- Minutes of the RBA November meeting revealed that the economy expected to rebound quickly with ease in COVID-19 restrictions.
- Policymakers remained committed to maintaining a highly supportive monetary policy stance.
- RBA officials raised concerns about rising inflation and subdued wage growth.
Australia’s monetary policy committee envisages the need for continued policy accommodation to achieve a return to full employment and inflation consistent with the target, minutes of the November meeting showed.
Reserve Bank board members reiterated their commitment to remain patient until wage and inflation criteria are met. “The Board remained committed to maintaining highly supportive monetary conditions to achieve a return to full employment in Australia and inflation consistent with the target,” read the minutes released on November 16.
The Reserve Bank of Australia (RBA) kept cash rates unchanged at record lows in its monthly policy meeting on November 2, and also calmed nerves regarding the rollback of economic stimulus. The central bank had left the cash rate unchanged at a record low of 0.1% for the 12th consecutive month while it remains committed to continuing buying government bonds at a pace of AU$4 billion a week until at least mid-February 2022.
At the same time, the apex bank decided to scrap the target of 10 basis points (bps) for the April 2024 Australian government bond, which was introduced in March 2020 and the onset of the COVID-19 pandemic. The yield target was part of a stimulus package designed to mitigate the impact of the pandemic on the Australian economy and to support its recovery.
Image Source: © Lucidwaters | Megapixl.com
Key highlights of RBA November Meeting Minutes:
- RBA meeting minutes revealed that the members discussed implications of revisions to the inflation outlook for the bank’s yield target for the April 2024 bond. The decision to end the yield target was taken as policymakers believed that the package had been effective in delivering a substantial easing in financial conditions and had contributed to the economic recovery.

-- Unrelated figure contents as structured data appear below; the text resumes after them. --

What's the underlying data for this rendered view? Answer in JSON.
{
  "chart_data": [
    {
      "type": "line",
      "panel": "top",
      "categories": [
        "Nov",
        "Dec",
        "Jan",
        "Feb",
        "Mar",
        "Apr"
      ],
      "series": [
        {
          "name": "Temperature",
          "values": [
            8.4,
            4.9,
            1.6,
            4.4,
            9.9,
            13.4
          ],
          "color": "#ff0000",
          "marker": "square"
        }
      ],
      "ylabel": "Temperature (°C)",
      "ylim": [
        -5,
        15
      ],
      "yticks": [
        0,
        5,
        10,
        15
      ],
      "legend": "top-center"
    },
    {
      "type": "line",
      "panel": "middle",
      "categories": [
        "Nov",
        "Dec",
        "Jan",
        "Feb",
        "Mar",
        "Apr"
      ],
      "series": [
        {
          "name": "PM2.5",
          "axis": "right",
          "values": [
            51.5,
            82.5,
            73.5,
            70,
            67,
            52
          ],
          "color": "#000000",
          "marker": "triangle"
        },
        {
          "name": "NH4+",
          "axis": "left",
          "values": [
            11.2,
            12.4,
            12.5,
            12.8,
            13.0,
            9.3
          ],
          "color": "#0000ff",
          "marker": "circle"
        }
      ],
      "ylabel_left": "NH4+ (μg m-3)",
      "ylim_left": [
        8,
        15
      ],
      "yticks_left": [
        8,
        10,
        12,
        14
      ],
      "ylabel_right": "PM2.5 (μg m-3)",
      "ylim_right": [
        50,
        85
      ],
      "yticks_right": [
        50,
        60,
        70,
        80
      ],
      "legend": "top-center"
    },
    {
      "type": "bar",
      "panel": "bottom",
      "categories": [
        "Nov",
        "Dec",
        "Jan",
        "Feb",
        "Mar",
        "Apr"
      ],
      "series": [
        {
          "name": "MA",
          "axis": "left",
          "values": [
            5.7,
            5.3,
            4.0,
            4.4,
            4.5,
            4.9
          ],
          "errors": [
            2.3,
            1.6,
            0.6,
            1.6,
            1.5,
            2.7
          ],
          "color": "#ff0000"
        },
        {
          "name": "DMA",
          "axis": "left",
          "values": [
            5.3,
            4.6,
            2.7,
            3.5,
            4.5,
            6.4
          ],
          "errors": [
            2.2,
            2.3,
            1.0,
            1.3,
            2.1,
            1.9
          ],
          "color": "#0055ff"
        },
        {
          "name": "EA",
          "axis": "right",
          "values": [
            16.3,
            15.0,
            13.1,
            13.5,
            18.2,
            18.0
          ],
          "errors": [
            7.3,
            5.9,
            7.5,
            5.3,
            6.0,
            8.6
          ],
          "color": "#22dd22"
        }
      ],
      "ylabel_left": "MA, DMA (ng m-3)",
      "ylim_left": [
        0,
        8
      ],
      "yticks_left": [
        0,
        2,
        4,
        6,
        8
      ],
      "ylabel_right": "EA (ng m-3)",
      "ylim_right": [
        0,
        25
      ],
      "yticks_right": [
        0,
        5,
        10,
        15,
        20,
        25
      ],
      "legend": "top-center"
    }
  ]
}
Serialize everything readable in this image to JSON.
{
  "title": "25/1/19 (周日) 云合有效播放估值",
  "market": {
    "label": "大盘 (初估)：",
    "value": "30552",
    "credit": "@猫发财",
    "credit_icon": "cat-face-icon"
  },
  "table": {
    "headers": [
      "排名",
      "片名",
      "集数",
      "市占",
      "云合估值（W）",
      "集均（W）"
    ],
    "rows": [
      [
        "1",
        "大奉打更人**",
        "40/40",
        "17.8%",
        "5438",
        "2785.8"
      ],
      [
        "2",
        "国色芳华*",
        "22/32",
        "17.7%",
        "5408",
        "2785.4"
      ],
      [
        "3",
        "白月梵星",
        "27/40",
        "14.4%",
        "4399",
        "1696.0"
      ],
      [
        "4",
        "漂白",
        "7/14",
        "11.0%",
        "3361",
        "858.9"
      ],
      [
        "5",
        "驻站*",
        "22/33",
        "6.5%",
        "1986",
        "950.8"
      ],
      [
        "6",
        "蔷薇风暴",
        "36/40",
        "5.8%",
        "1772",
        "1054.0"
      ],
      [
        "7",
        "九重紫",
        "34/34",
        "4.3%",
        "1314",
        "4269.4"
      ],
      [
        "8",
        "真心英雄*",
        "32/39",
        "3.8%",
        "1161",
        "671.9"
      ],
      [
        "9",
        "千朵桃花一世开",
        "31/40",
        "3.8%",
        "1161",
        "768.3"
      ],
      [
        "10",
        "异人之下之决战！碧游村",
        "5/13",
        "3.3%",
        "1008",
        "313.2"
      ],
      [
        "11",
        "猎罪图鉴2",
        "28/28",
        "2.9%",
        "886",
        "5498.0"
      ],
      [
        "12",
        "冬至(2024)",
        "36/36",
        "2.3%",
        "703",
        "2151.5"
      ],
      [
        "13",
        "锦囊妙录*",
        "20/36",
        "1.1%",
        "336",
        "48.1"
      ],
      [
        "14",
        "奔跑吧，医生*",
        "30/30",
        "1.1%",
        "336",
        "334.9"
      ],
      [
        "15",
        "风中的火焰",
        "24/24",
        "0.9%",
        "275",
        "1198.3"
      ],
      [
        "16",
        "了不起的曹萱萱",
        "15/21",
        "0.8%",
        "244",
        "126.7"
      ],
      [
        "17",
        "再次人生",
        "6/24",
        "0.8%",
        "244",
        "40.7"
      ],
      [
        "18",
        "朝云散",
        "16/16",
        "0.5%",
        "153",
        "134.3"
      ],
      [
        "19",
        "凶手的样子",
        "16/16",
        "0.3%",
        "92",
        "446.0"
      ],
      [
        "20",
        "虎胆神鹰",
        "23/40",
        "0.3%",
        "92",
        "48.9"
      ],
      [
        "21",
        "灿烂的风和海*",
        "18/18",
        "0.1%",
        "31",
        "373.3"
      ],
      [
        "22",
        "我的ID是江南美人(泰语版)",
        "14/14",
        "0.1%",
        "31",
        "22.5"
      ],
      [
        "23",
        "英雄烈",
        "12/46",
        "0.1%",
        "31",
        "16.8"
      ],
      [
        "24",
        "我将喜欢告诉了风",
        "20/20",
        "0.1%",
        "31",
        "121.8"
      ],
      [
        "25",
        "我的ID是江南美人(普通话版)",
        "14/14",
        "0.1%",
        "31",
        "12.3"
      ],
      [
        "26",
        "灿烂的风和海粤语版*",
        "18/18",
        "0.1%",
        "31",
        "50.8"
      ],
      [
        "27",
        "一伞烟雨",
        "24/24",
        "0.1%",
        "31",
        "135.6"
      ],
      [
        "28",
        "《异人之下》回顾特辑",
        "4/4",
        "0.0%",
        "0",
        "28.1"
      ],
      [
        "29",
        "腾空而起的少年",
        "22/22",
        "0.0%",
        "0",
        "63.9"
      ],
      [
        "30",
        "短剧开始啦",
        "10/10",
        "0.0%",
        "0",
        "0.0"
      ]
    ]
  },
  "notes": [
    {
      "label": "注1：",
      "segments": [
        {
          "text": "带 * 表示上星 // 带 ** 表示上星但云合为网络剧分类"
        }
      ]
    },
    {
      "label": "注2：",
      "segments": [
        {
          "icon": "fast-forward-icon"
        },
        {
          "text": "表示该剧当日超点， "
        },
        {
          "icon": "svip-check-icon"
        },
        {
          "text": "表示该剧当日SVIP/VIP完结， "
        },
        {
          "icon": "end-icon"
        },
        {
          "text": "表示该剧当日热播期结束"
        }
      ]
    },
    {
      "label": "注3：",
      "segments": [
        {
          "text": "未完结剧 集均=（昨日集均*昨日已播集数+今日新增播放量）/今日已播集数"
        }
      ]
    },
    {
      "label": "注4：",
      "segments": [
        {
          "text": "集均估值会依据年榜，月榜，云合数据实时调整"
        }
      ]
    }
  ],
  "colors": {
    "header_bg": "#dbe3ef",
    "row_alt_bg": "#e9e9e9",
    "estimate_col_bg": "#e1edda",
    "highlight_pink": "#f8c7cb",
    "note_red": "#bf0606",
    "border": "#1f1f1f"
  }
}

- All nine RBA board members expressed optimism over an economic recovery and were of view that the interruption caused by the highly contagious Delta variant of COVID-19 was limited following ease in travel restrictions.
- Despite most members citing concerns about inflation risks, they said it “remained low in underlying terms”. The members observed that headline inflation was propelled by higher fuel prices and newly constructed homes, as well as strains in global supply chains. A further rise in inflation was expected, but in a gradual manner.
- The members also raised concerns about wages growth which remained subdued during the month under review. The policymakers expect it to increase gradually as the labour market tightens.
- The members observed that for inflation to be between 2-3% on a sustainable basis, the labour market would need to be tight enough to generate materially higher wages growth.
- The Board reaffirmed its previous decision to continue with the bond purchase program at the current rate of purchases until mid-February 2022, when it will be reviewed again. Members agreed that the continuation of the program was appropriate to support the apex bank's goals for inflation and unemployment.
Details of the RBA November meeting minutes indicate that the central bank is in no hurry to raise the cash rate until 2024 at least. The board of the Reserve Bank of Australia discussed issues such as prevailing financial conditions in the country, inflation, unemployment, and the bond purchase program.